Google is collecting voices of people with Down syndrome to develop more accurate voice recognition technology for those with the disorder.
The initiative, called “Project Understood,” is a collaboration between the tech giant and the Canadian Down Syndrome Society.
“My daughter has a smaller mouth and a larger tongue. Picture talking with a marshmallow in your mouth,” said Ed Casasgrande, Chair of the Canadian Down Syndrome Society, in a promotional video for the project.
Voice recognition technologies tend to miss every third word spoken by people with Down syndrome, “which makes the technology not very usable,” Google Engineer Jimmy Tobin said in the video.
“Because of their unique speech patterns, voice technology doesn’t always understand people with Down syndrome,” the project’s website says. “Project Understood is ensuring the future of voice technology includes people with Down syndrome.”
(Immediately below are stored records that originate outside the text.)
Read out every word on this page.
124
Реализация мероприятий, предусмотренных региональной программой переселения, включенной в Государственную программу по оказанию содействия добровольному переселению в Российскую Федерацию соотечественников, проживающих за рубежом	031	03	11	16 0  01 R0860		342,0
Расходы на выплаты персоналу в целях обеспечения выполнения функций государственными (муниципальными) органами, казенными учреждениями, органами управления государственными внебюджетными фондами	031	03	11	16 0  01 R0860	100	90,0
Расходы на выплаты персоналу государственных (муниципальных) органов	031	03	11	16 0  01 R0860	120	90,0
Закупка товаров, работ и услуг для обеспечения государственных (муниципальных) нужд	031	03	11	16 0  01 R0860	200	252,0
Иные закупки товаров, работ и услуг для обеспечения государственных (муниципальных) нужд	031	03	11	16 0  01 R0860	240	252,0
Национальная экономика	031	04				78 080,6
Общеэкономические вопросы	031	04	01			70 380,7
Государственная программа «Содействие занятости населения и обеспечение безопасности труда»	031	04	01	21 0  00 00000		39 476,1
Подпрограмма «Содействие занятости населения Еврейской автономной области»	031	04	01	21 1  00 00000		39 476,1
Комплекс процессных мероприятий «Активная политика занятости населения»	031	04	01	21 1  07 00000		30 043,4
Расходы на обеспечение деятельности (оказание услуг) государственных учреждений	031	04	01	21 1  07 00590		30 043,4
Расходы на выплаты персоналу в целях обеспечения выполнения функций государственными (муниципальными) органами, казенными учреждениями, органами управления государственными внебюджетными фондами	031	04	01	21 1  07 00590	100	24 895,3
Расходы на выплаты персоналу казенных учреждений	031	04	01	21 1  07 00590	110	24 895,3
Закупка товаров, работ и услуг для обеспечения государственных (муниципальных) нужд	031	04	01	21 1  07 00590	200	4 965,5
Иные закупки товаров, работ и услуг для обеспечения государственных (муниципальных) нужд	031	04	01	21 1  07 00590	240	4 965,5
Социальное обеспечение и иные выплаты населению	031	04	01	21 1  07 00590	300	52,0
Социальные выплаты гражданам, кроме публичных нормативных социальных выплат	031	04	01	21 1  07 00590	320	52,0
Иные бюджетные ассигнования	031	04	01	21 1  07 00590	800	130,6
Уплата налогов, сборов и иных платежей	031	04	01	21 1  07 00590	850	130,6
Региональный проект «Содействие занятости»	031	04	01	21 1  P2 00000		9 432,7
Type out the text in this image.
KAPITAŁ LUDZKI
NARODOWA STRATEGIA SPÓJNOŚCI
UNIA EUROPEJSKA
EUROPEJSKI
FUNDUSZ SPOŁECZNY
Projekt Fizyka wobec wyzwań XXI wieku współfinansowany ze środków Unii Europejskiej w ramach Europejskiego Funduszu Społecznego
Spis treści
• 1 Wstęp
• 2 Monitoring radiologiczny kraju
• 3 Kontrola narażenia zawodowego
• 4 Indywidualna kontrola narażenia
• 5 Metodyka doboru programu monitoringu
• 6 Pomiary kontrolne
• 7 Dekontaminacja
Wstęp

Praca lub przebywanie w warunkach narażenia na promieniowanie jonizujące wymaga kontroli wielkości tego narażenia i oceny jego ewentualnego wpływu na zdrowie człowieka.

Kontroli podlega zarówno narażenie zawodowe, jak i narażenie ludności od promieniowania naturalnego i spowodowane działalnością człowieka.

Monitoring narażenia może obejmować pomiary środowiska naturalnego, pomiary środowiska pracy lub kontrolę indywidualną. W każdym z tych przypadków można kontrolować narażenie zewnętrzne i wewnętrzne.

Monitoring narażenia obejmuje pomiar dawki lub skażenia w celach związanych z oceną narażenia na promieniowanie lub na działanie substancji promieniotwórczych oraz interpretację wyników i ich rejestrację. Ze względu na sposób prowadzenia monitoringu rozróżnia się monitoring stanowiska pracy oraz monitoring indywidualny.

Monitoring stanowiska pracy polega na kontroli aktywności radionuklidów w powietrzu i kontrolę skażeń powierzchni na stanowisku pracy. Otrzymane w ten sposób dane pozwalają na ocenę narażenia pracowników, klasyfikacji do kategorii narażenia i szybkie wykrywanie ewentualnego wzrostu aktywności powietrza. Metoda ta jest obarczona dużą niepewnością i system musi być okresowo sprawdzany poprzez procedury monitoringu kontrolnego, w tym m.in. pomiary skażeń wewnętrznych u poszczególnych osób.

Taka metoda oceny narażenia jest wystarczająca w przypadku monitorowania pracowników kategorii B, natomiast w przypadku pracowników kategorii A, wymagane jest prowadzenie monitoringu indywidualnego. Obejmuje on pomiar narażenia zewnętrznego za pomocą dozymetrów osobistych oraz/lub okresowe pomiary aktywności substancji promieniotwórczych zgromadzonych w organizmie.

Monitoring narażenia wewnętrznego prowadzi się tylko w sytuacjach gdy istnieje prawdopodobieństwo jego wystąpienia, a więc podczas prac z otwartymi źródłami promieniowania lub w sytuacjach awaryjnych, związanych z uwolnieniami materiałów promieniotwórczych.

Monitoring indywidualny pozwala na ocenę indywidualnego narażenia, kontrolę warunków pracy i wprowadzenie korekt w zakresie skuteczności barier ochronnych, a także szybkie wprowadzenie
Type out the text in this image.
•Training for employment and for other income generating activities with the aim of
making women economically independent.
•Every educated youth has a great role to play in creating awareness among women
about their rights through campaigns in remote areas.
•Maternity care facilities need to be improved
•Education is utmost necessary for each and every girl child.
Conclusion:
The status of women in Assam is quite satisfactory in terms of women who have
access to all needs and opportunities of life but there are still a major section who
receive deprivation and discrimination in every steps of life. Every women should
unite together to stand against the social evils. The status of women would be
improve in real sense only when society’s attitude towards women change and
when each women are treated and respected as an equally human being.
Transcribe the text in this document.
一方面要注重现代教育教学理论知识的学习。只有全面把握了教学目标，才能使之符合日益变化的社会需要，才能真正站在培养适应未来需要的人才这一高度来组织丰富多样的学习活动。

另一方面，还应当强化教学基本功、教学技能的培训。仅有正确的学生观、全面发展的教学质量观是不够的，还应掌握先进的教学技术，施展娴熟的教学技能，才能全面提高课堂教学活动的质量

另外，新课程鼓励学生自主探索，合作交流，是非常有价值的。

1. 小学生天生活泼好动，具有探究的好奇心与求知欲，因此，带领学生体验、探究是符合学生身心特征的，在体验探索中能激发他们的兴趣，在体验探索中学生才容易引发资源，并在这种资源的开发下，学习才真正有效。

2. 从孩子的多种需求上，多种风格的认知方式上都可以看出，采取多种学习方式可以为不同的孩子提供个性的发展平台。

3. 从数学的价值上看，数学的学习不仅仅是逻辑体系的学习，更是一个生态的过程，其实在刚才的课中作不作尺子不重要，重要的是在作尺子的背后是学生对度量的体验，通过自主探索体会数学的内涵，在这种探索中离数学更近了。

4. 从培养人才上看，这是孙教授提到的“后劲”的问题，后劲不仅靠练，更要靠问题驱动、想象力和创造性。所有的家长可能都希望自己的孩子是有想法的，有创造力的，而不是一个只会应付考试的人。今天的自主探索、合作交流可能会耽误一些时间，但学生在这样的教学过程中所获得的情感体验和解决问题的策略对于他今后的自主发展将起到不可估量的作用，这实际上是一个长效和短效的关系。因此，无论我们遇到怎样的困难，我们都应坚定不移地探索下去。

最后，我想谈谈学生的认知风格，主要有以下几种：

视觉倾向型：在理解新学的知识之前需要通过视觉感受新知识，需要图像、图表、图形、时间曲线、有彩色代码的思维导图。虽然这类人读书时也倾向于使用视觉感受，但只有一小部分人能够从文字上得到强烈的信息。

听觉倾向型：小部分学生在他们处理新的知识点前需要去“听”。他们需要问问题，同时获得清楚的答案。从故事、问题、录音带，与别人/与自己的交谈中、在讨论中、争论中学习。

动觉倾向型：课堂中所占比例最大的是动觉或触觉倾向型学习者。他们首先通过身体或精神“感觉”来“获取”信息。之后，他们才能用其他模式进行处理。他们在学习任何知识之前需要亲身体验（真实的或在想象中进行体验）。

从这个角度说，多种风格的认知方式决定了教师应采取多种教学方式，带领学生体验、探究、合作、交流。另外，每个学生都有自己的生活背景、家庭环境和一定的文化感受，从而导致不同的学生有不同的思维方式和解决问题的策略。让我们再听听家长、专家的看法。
Speech patterns for people with Down Syndrome are unique and difficult for voice technologies like Siri and Alexa to detect because of muscular and skeletal structures — as well as “a large lack of training data,” the website says.
Bob MacDonald, technical program manager at Google, said that “technologies that are activated by voice commands are becoming a way of life.”
“For people where that doesn’t work, that must feel very disempowering or like they’re being sort of left behind,” MacDonald said.
The initiative hopes to collect 500 voices to train Google algorithms — and so far has collected 300.
“My friends can understand me. Why can’t voice technology?” project participant Joshua said.